Алексей Палыч раздал куски хлеба, и все сразу стали их помаленьку прикусывать. Едва первый кусочек попал Шурику в рот, он сразу взвыл:
– Борька, скоро ты там?
Похлебка, как это и положено, когда в ней варятся красные грибы, приобрела окончательный цвет – цвет дегтя. Запах она издавала очень похожий на тот, что стоит в жаркий день над болотом. Кроме того, из-за сыроежек варево горчило. Если еще добавить, что сварено оно было без соли, то можно догадаться, что похлебка Бориса никому удовольствия не доставила.
– Для диверсантов, может, неплохо... – сказал Гена, с отвращением выхлебав свою порцию до половины.
Полностью съели свою долю только трое: Борис – как повар, он не имел права капризничать; Алексей Палыч – из солидарности с Борисом; Шурик – останавливаться, пока не покажется дно чашки, было не в его правилах.
Веник обследовал чашку, поставленную перед ним Валентиной, и, проворчав что-то насчет глупых шуток, отошел в сторону. Впрочем, в животе у него уже покоились сырые рыбешки, которые он взял от Гены с большим недоверием: он еще не забыл недавней истории.
– Ну что же, – сказал Алексей Палыч, – мне вспоминается, что в древности жили на земле племена собирателей. Они бы в этих местах прокормились. Но мы слишком цивилизованны, то есть – не приспособлены. Мне кажется, надо выбираться и побыстрее.

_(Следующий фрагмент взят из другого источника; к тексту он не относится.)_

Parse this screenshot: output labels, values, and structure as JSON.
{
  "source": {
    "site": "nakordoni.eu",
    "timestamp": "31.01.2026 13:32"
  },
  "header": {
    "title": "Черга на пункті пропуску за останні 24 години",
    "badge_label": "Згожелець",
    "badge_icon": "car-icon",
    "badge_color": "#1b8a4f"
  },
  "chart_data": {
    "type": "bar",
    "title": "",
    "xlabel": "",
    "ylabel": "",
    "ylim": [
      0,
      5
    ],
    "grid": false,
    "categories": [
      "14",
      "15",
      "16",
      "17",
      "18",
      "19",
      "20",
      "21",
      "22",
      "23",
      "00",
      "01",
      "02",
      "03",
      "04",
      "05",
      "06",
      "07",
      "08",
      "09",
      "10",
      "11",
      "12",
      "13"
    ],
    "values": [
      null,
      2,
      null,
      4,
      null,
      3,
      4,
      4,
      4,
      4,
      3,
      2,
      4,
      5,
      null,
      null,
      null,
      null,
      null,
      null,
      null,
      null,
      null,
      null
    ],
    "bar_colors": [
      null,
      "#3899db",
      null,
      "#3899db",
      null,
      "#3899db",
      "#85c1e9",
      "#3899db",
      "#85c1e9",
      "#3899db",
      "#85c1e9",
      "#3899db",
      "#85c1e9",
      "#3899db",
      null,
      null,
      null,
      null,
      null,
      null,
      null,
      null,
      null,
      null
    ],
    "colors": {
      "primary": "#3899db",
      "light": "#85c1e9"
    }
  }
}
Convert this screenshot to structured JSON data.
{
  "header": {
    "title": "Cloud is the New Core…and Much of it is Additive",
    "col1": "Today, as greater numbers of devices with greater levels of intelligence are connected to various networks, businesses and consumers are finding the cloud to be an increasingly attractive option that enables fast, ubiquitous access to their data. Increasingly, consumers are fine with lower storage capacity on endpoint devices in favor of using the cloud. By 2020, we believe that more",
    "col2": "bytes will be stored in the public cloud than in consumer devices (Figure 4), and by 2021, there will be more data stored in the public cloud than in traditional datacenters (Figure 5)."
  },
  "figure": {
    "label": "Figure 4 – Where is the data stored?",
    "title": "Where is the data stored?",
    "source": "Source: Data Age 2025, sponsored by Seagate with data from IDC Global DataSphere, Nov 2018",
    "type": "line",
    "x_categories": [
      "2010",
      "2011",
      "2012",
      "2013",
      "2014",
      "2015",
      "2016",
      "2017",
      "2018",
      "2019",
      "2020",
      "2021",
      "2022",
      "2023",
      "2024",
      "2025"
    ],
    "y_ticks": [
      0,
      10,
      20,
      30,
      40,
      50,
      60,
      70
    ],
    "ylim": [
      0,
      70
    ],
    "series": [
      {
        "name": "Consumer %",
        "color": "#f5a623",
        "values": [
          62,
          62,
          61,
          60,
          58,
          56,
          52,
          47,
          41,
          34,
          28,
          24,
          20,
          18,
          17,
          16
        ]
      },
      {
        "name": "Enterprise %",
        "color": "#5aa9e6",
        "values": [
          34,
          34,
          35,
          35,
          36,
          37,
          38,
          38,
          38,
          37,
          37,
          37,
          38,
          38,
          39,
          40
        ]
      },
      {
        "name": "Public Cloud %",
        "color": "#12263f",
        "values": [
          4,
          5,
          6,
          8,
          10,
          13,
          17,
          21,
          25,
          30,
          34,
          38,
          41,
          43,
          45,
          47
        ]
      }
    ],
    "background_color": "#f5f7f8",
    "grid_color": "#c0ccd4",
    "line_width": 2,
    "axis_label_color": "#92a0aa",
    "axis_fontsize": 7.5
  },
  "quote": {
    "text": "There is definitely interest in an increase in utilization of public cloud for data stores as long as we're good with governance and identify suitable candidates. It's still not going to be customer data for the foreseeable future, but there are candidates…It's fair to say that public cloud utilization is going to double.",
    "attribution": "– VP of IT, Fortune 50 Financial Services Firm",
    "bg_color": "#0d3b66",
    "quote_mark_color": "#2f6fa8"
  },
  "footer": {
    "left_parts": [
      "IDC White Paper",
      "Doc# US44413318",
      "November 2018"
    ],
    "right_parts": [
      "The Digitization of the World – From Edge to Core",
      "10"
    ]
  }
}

– Столько готовились... – уныло сказала Марина.
– Что поделаешь. Положение очень серьезное. Вспомним, что за четыре дня мы не встретили ни одного человека.
Алексей Палыч и сам не мог себе объяснить, как же так вышло, что в местах, по которым они прошли, не встретилось никаких следов человеческой деятельности. Вообще-то для туристов это хорошо, да и для леса неплохо. Но очень уж необычно в наше шустрое время.
Однако следы все же были. Еще во время войны здесь действовал большой партизанский отряд. От тех времен остались уже еле заметные окопчики, почти сгнившие укрытия. Теперь война шла не внутри леса, а вокруг него. Воевали две солидные организации. Севернее Города это был единственный нетронутый крупный массив. По этой причине одна организация мечтала его вырубить. По той же причине вторая организация старалась его сохранить и сделать заповедник. Пока не удалось победить ни той, ни другой. Поэтому и стоял лес без дорог, ибо дороги прокладывают не "Запорожцы", а бульдозеры заготовителей.
Для туризма, повторим, это прекрасно.
Для голодных туристов – не очень.
– Что же будем делать?
Ребята смотрели на Лжедмитриевну.
– Решать будем вместе, – сказала она. – Высказывайтесь.
Начинать никто не хотел.
– Давайте тогда по алфавиту, – предложил Стасик. – А, Б, В, Г, Д и так далее. Кто у нас на "А"? Алексей Палыч. Но вообще-то, Чижик. Он – Андрей. Еще и Шурик. Он – Александр. Что-то много на "А". Пускай Шурик и Чижик идут на "Ш" и "Ч". Годится?
Никто не возразил.
– Алексей Палыч?
– Я считаю, что надо выходить из леса кратчайшим путем. Но какой путь кратчайший, неизвестно. Карты у нас нет. Направление на запад или восток ничуть не хуже северного. Но мне кажется, что сейчас у северного появилось маленькое преимущество. Мы четыре дня шли на север и не встретили ни одной дороги. Должна же она когда-нибудь встретиться! Выйдем на дорогу – выйдем к населенному пункту.
– Кто на "Б"? Борис?
– Я как Алексей Палыч.
– Валентина?
– А я думаю: нельзя ли как-нибудь продолжить поход? Послать кого-нибудь за продуктами...
– Куда?
– Куда-нибудь... Если пойдут без вещей, то быстро вернутся.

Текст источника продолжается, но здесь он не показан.